Sementara dari studi literatur yang telah diterbitkan dalam Journal of Medical Sciences pada Juli 2020 lalu diketahui jika hanya sedikit pasien COVID-19 yang mengalami mata merah/konjungtivis. Dari studi tersebut diketahui jika hanya sebanyak 0,8 persen pasien COVID-19 yang menunjukkan gejala mata merah.
"Jadi hanya 8 di antara 1.000 orang ada gejala mata merah pada pasien COVID-19 dan ini lebih rendah angkanya daripada gejala diare sebanyak 3,8 persen," tuturnya.
Untuk mencegah virus Corona masuk melalui mata, Suhardjo mengimbau masyarakat untuk tidak terlalu sering menyentuh atau mengusap mata dengan tangan. Perilaku tersebut selain mencegah infeksi virus Corona juga mencegah terjadinya iritasi serta infeksi virus maupun bakteri lainnya pada mata.

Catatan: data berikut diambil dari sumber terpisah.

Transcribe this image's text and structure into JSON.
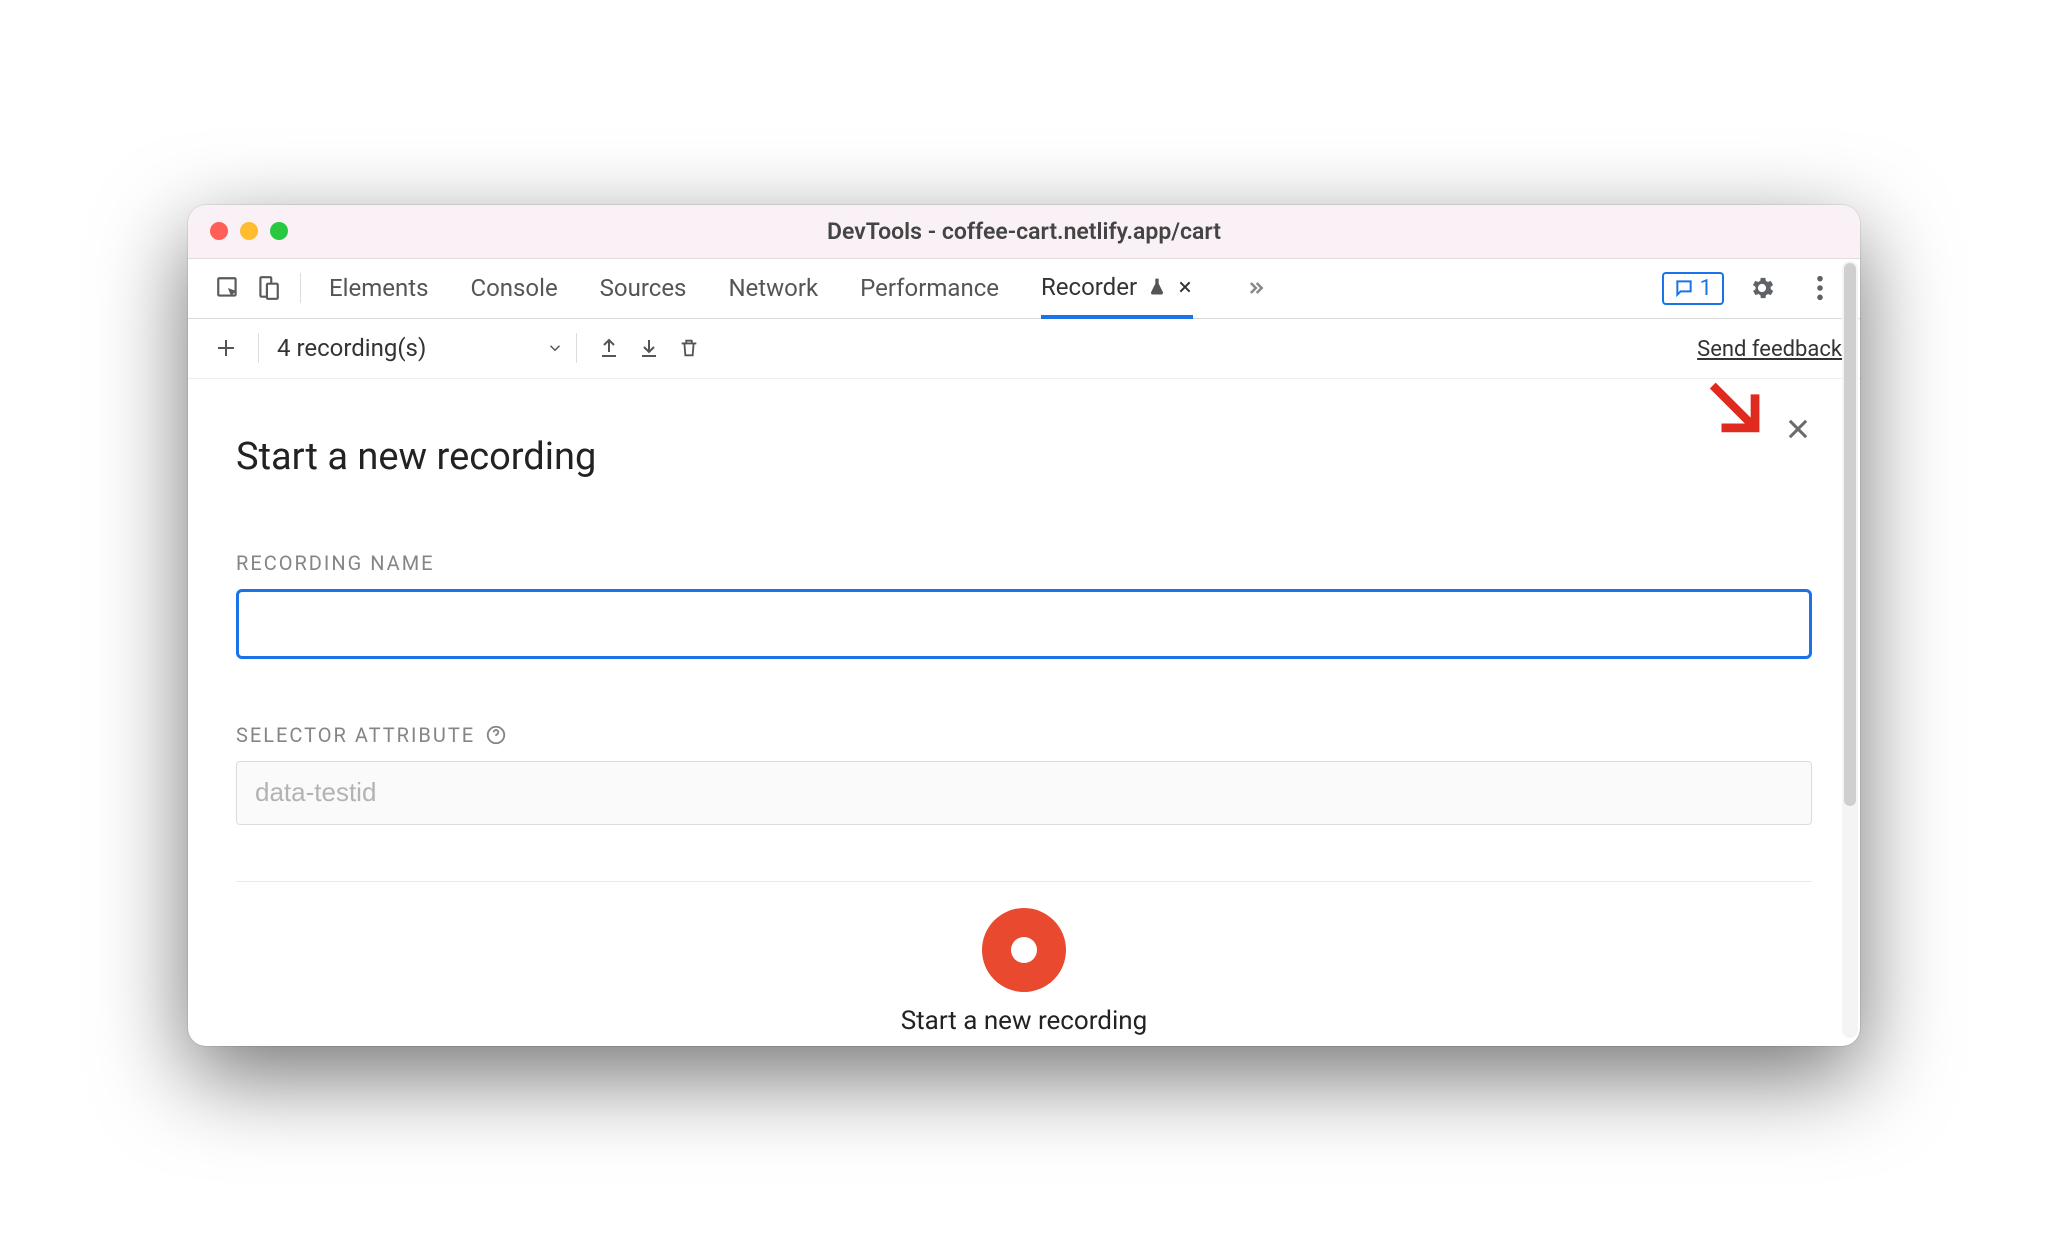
{
  "window": {
    "title": "DevTools - coffee-cart.netlify.app/cart"
  },
  "tabs": {
    "items": [
      "Elements",
      "Console",
      "Sources",
      "Network",
      "Performance",
      "Recorder"
    ],
    "active_index": 5,
    "badge_count": "1"
  },
  "toolbar": {
    "recordings_label": "4 recording(s)",
    "feedback_label": "Send feedback"
  },
  "panel": {
    "heading": "Start a new recording",
    "recording_name_label": "Recording Name",
    "recording_name_value": "",
    "selector_label": "Selector Attribute",
    "selector_placeholder": "data-testid",
    "selector_value": ""
  },
  "footer": {
    "start_label": "Start a new recording"
  }
}
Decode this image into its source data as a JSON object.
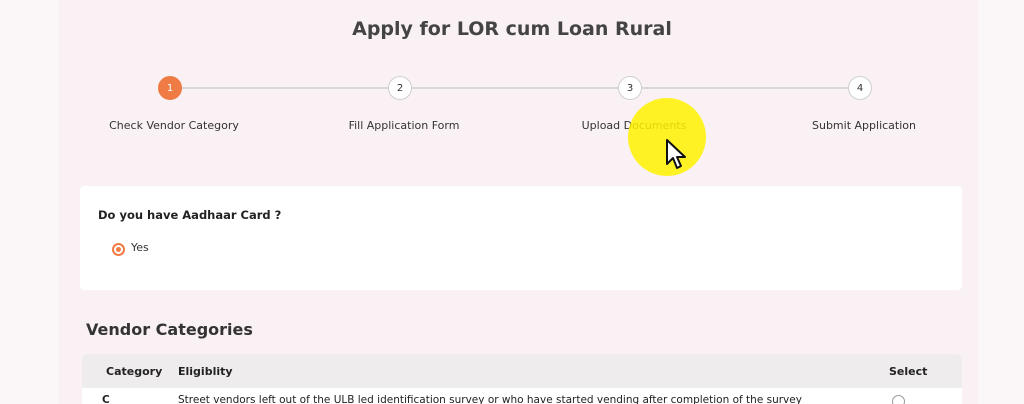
{
  "page": {
    "title": "Apply for LOR cum Loan Rural"
  },
  "stepper": {
    "steps": [
      {
        "number": "1",
        "label": "Check Vendor Category",
        "state": "active"
      },
      {
        "number": "2",
        "label": "Fill Application Form",
        "state": "pending"
      },
      {
        "number": "3",
        "label": "Upload Documents",
        "state": "pending"
      },
      {
        "number": "4",
        "label": "Submit Application",
        "state": "pending"
      }
    ]
  },
  "aadhaar": {
    "question": "Do you have Aadhaar Card ?",
    "option_label": "Yes",
    "selected": true
  },
  "vendor_categories": {
    "title": "Vendor Categories",
    "columns": [
      "Category",
      "Eligiblity",
      "Select"
    ],
    "rows": [
      {
        "category": "C",
        "eligibility": "Street vendors left out of the ULB led identification survey or who have started vending after completion of the survey"
      }
    ]
  },
  "colors": {
    "accent": "#ef7b45",
    "cursor_highlight": "#fff200"
  },
  "icons": {
    "cursor": "mouse-pointer-icon"
  }
}
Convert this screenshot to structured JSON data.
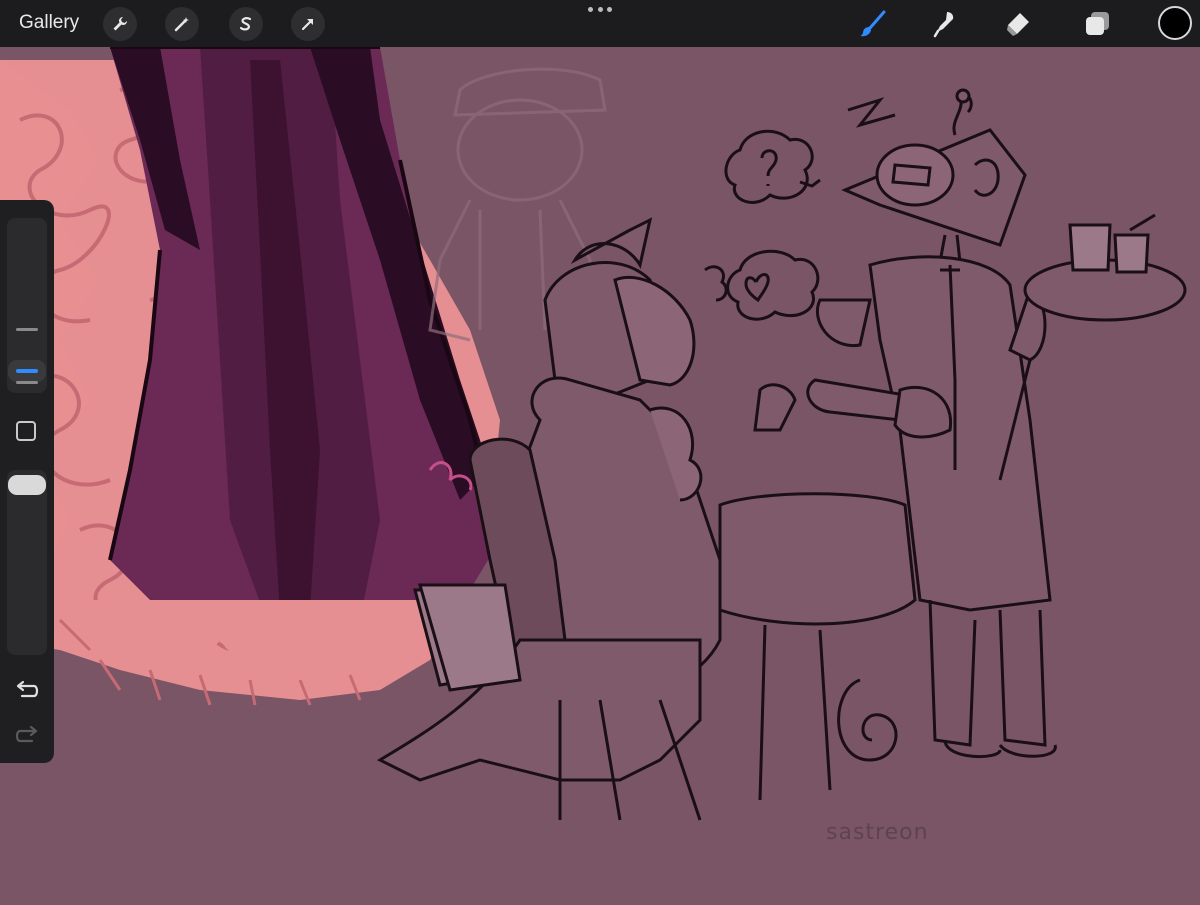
{
  "topbar": {
    "gallery_label": "Gallery",
    "left_tools": [
      "wrench-icon",
      "magic-wand-icon",
      "selection-icon",
      "transform-arrow-icon"
    ],
    "right_tools": [
      "brush-icon",
      "smudge-icon",
      "eraser-icon",
      "layers-icon"
    ],
    "color": "#000000"
  },
  "canvas": {
    "signature": "sastreon",
    "background": "#7a5566"
  },
  "sidebar": {
    "tools": [
      "brush-size-slider",
      "modify-button",
      "opacity-slider",
      "undo-icon",
      "redo-icon"
    ]
  }
}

https://trimay98.com/movies/doa-cari-jodoh/
Ke Bali-DKI Wajib Tes PCR atau Rapid Antigen, Mahal Nggak Sih?
Gubernur Bali mewajibkan wisatawan yang ingin mengunjungi Pulau Dewata untuk melakukan tes Corona, baik PCR maupun rapid test antigen. Aturan yang sama juga akan diberlakukan di sejumlah wilayah, seperti DKI Jakarta dan Jawa Tengah.
Berapa harga tes PCR dan tes antigen beserta masa berlakunya?
Kebijakan ini mulai berlaku dari 18 Desember 2020 hingga 4 Januari 2021, mengingat kenaikan penyebaran virus Corona di Bali. Bali masuk ke dalam 8 provinsi di Indonesia yang mengalami kenaikan kasus COVID-19.
Kementerian Kesehatan (Kemenkes) sebelumnya telah mengeluarkan Surat Edaran (SE) mengenai harga rapid tes antibodi dan swab PCR mandiri. Untuk rapid test antibodi dikenakan harga tertinggi sebesar RP 150 ribu.
Untuk swab PCR mandiri, Kemenkes menetapkan Rp 900 ribu sebagai harga tertinggi. Meski demikian, sejumlah rumah sakit masih memasang harga lebih tinggi dengan berbagai layanan tambahan yang bisa dipilih sesuai kebutuhan.
Pemerintah belum menetapkan tarif maksimum rapid tes antigen, namun beberapa rumah sakit mematok harga kisaran Rp 200 ribu - Rp 600 ribu.
Saat diwawancara oleh detikcom, layanan tes Soewarna Business Park di Bandara Soekarno Hatta berkisar Rp 200 ribu.
"Rp 200 ribu dengan hasil maksimal 1 jam," kata pihak Soewarna saat dihubungi detikcom, Rabu (16/12/2020).
Sementara itu, menurut President Director AP II Muhammad Awaluddin, biaya rapid test antigen di Bandara Soetta itu dipatok sebesar Rp 385 ribu. Hasilnya sudah bisa diketahui dalam 15 menit.
Sesuai dengan SE Gugus Tugas No. 9/2020, penumpang diperbolehkan melakukan penerbangan jika membawa Surat Kesehatan dan surat keterangan tes PCR dengan hasil negatif atau surat rapid test dengan hasil non reaktif. Surat keterangan tersebut berlaku 14 hari setelah keberangkatan.